Reflection & Dialogue: Mystery of the Blessed Trinity and Mystery of the Church

Today we celebrate the feast of the Blessed Trinity, or in the formal title “The Solemnity of the Holy Trinity”. The Trinity is something of an abstraction. We rarely, if ever, hear of devotion to the Blessed Trinity. The Trinity is recognized as the greatest and deepest of the Christian mysteries. It took centuries, with errors, heresies and bad formulations, for the Church to arrive at the formulation of or belief in the Blessed Trinity as we have it to day. Belief in the Trinity is belief in one God in three divine persons. As formulated in the latest Catechism of the Catholic Church<(paragraphs 253-260) the Trinity is One. We do not confess three Gods, but one God in three persons, the “consubstantial Trinity”. The divine persons do not share the one divinity among themselves but each of them is God whole and entire. The divine persons are really distinct from one another.

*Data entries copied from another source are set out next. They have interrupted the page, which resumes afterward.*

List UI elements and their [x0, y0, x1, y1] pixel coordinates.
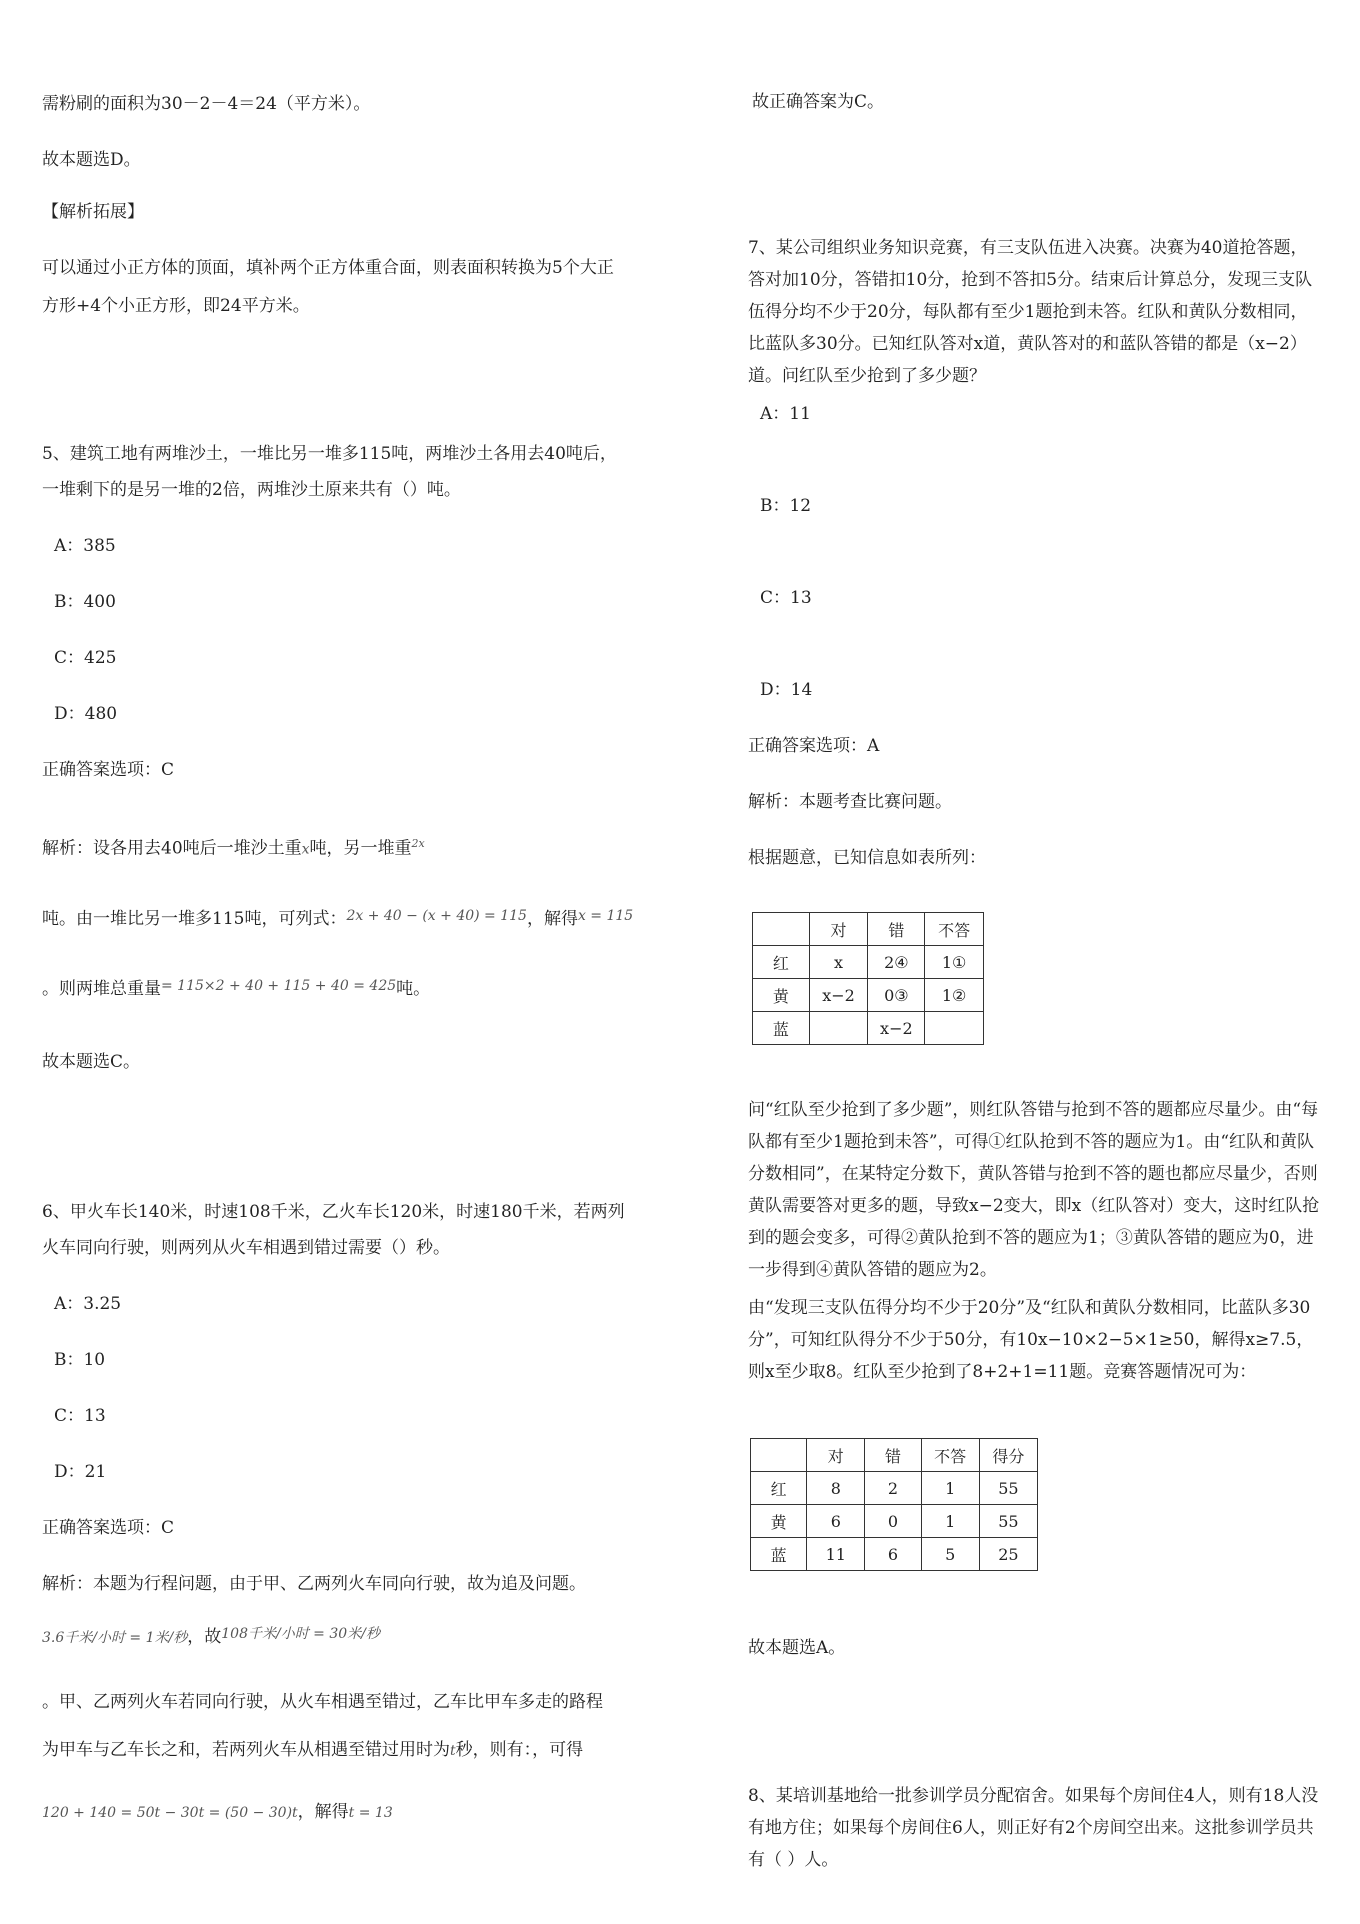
formula: = 115×2 + 40 + 115 + 40 = 425	[161, 978, 397, 994]
q7-explanation-line: 解析：本题考查比赛问题。	[748, 792, 952, 812]
table-cell: 红	[753, 946, 810, 979]
q6-explanation-line	[42, 1800, 393, 1825]
text: 秒，则有：，可得	[455, 1740, 584, 1760]
question-7-text: 7、某公司组织业务知识竞赛，有三支队伍进入决赛。决赛为40道抢答题，答对加10分，答错扣10分，抢到不答扣5分。结束后计算总分，发现三支队伍得分均不少于20分，每队都有至少1题抢到未答。红队和黄队分数相同，比蓝队多30分。已知红队答对x道，黄队答对的和蓝队答错的都是（x−2）道。问红队至少抢到了多少题？	[748, 238, 1313, 386]
table-cell: 错	[865, 1439, 921, 1472]
table-cell: 得分	[979, 1439, 1037, 1472]
table-cell: 2④	[868, 946, 925, 979]
table-cell: 红	[751, 1472, 807, 1505]
text-line: 方形+4个小正方形，即24平方米。	[42, 296, 310, 316]
q5-conclusion: 故本题选C。	[42, 1052, 141, 1072]
table-cell: 8	[807, 1472, 865, 1505]
q6-explanation-line: 。甲、乙两列火车若同向行驶，从火车相遇至错过，乙车比甲车多走的路程	[42, 1692, 603, 1712]
text-line: 故本题选D。	[42, 150, 141, 170]
q5-explanation-line	[42, 904, 633, 931]
q7-answer: 正确答案选项：A	[748, 736, 880, 756]
question-6-text: 火车同向行驶，则两列从火车相遇到错过需要（）秒。	[42, 1238, 450, 1258]
question-8-text: 8、某培训基地给一批参训学员分配宿舍。如果每个房间住4人，则有18人没有地方住；如果每个房间住6人，则正好有2个房间空出来。这批参训学员共有（ ）人。	[748, 1786, 1319, 1870]
q5-option-c: C：425	[54, 648, 117, 668]
table-cell	[925, 1012, 984, 1045]
table-row	[753, 1012, 984, 1045]
q7-option-d: D：14	[760, 680, 813, 700]
formula: t = 13	[348, 1805, 393, 1821]
table-cell: 55	[979, 1505, 1037, 1538]
q5-explanation-line	[42, 974, 430, 1001]
table-cell: 对	[809, 913, 868, 946]
formula: 2x	[411, 837, 425, 850]
table-cell: 25	[979, 1538, 1037, 1571]
table-header-row	[751, 1439, 1038, 1472]
q7-option-c: C：13	[760, 588, 812, 608]
table-cell: 黄	[753, 979, 810, 1012]
table-cell: 5	[921, 1538, 979, 1571]
table-row	[751, 1538, 1038, 1571]
table-cell: 1①	[925, 946, 984, 979]
table-row	[751, 1505, 1038, 1538]
table-cell: 不答	[921, 1439, 979, 1472]
text: 解析：设各用去40吨后一堆沙土重	[42, 838, 302, 859]
known-info-table	[752, 912, 984, 1045]
q7-option-b: B：12	[760, 496, 812, 516]
q7-analysis-paragraph: 由“发现三支队伍得分均不少于20分”及“红队和黄队分数相同，比蓝队多30分”，可知红队得分不少于50分，有10x−10×2−5×1≥50，解得x≥7.5，则x至少取8。红队至少抢到了8+2+1=11题。竞赛答题情况可为：	[748, 1298, 1314, 1382]
q7-option-a: A：11	[760, 404, 811, 424]
table-cell: 黄	[751, 1505, 807, 1538]
text: ，解得	[526, 909, 578, 929]
formula: x	[301, 841, 310, 858]
question-6-text: 6、甲火车长140米，时速108千米，乙火车长120米，时速180千米，若两列	[42, 1202, 625, 1222]
table-cell: 1	[921, 1505, 979, 1538]
q6-explanation-line	[42, 1622, 380, 1650]
table-cell	[753, 913, 810, 946]
q5-option-d: D：480	[54, 704, 118, 724]
q6-option-d: D：21	[54, 1462, 107, 1482]
table-cell: 0	[865, 1505, 921, 1538]
table-cell: x−2	[868, 1012, 925, 1045]
q6-explanation-line: 解析：本题为行程问题，由于甲、乙两列火车同向行驶，故为追及问题。	[42, 1574, 586, 1594]
q6-option-a: A：3.25	[54, 1294, 122, 1314]
q5-option-a: A：385	[54, 536, 116, 556]
table-cell: x	[809, 946, 868, 979]
text: 吨。	[396, 979, 431, 999]
table-cell: x−2	[809, 979, 868, 1012]
table-cell: 1②	[925, 979, 984, 1012]
table-cell	[751, 1439, 807, 1472]
q6-option-b: B：10	[54, 1350, 106, 1370]
table-header-row	[753, 913, 984, 946]
table-cell: 0③	[868, 979, 925, 1012]
table-cell: 蓝	[751, 1538, 807, 1571]
table-cell: 蓝	[753, 1012, 810, 1045]
text: 。则两堆总重量	[42, 979, 161, 999]
table-cell: 11	[807, 1538, 865, 1571]
formula: 108千米/小时 = 30米/秒	[221, 1626, 380, 1642]
formula: x = 115	[577, 908, 634, 924]
table-cell: 不答	[925, 913, 984, 946]
formula: t	[450, 1743, 456, 1759]
table-cell	[809, 1012, 868, 1045]
table-cell: 55	[979, 1472, 1037, 1505]
table-row	[753, 946, 984, 979]
table-cell: 对	[807, 1439, 865, 1472]
text-line: 需粉刷的面积为30－2－4＝24（平方米）。	[42, 94, 371, 114]
q6-explanation-line	[42, 1738, 583, 1763]
text: ，故	[187, 1627, 222, 1647]
table-row	[753, 979, 984, 1012]
text: 吨，另一堆重	[309, 838, 412, 859]
table-cell: 1	[921, 1472, 979, 1505]
q5-answer: 正确答案选项：C	[42, 760, 175, 780]
q7-explanation-line: 根据题意，已知信息如表所列：	[748, 848, 986, 868]
q7-analysis-paragraph: 问“红队至少抢到了多少题”，则红队答错与抢到不答的题都应尽量少。由“每队都有至少1题抢到未答”，可得①红队抢到不答的题应为1。由“红队和黄队分数相同”，在某特定分数下，黄队答错与抢到不答的题也都应尽量少，否则黄队需要答对更多的题，导致x−2变大，即x（红队答对）变大，这时红队抢到的题会变多，可得②黄队抢到不答的题应为1；③黄队答错的题应为0，进一步得到④黄队答错的题应为2。	[748, 1100, 1320, 1280]
q6-answer: 正确答案选项：C	[42, 1518, 175, 1538]
answer-table	[750, 1438, 1038, 1571]
text: 吨。由一堆比另一堆多115吨，可列式：	[42, 909, 347, 929]
q5-explanation-line	[42, 832, 425, 862]
q5-option-b: B：400	[54, 592, 116, 612]
table-cell: 6	[807, 1505, 865, 1538]
text: 为甲车与乙车长之和，若两列火车从相遇至错过用时为	[42, 1740, 450, 1760]
formula: 120 + 140 = 50t − 30t = (50 − 30)t	[42, 1805, 298, 1821]
table-cell: 2	[865, 1472, 921, 1505]
q7-conclusion: 故本题选A。	[748, 1638, 846, 1658]
text: ，解得	[297, 1802, 349, 1822]
table-cell: 错	[868, 913, 925, 946]
question-5-text: 一堆剩下的是另一堆的2倍，两堆沙土原来共有（）吨。	[42, 480, 461, 500]
text-line: 可以通过小正方体的顶面，填补两个正方体重合面，则表面积转换为5个大正	[42, 258, 614, 278]
formula: 2x + 40 − (x + 40) = 115	[346, 908, 527, 924]
table-row	[751, 1472, 1038, 1505]
q6-option-c: C：13	[54, 1406, 106, 1426]
formula: 3.6千米/小时 = 1米/秒	[42, 1630, 188, 1646]
table-cell: 6	[865, 1538, 921, 1571]
section-heading: 【解析拓展】	[42, 202, 144, 222]
text-line: 故正确答案为C。	[752, 92, 885, 112]
question-5-text: 5、建筑工地有两堆沙土，一堆比另一堆多115吨，两堆沙土各用去40吨后，	[42, 444, 617, 464]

A brief survey of the development of the doctrine will help us to understand somewhat the development of the Church’s teaching with regard to the mystery. Any development had to take place within the strict Jewish doctrine of monotheism, namely that there is one God, and only one God. In the New Testament (as in Jewish piety) this God could be referred to as “Father”. Then there was Jesus who preached the advent of the kingdom. He once asked his disciples who people, and they themselves, thought he was. Peter, on behalf of the Twelve, said they believed he was the Christ, the Messiah (Mark; Luke, “the Christ of God”; Matthew, “the Christ, the Son of the living God”). The resurrection and the post-resurrection appearances opened a new period in Christian belief. Jesus was now seen as more than human; he was seated at God’s right hand, as Lord, that is the one who sends the Holy Spirit on the Church. By the end of the first century Jesus was worshipped as God, as is clear from the prologue to the Fourth Gospel: “In the beginning was the Word, … and the Word was God. … And the Word became flesh and lived among us”. Jesus promised to send the Holy Spirit, the Paraclete, the Advocate, on the Church. The Holy Spirit was also worshipped as God. The Church did not have adequate biblical language to express its belief in this mystery, respecting Christian tradition and the underlying belief in one and only God. It resorted to the current Greek philosophical terms person, substance, nature (while recognising their partial inadequacy). The fourth-century formulation, still used, speaks of Father, Son and Holy Spirit as persons, really distinct from one another; not, however, three Gods, but each sharing the same divine nature or substance, and though distinct, all three are active in all the works of salvation, even if a given activity is referred to just one of the three persons.

So much for the theology of belief in Father, Son and Holy Spirit, as the Trinity, the one true God. Such theology does not necessarily make for devotion, or a greater understanding of the mystery of the Trinity. This great mystery of Father, Son and Holy Spirit reveals the innermost nature and life of God to us: God as love, as saviour, as unity. This mystery of the Blessed Trinity was revealed to us as source and model of our Christian life. In his farewell discourse at the Last Supper Jesus prayed to his Father for his followers, in all ages to come: “I ask not only on behalf of these, but also on behalf of those who will believe in me through their word, that they may all be one. As you, Father, are in me and I am in you, may they also be one in us, so that the world may believe that you have sent me. The glory that you have given me, I have given them, so that they may be one, as we are one, … that the world may know that you have sent me and have loved them even as you have loved me” (John 17:20-24). The Holy Spirit in the hearts of believers makes them, makes us, aware of our dignity as children of God, called and enabled to live according to the pattern of the inner life of God himself, as revealed by Jesus, and continued in the mystery of the Church. The Church will never be properly understood unless viewed as a mystery, the Body of Christ, under the guidance of the Holy Spirit called to live in accord with that deep mystery which is the Blessed Trinity, and as a witness on earth to the living God, the source of true life.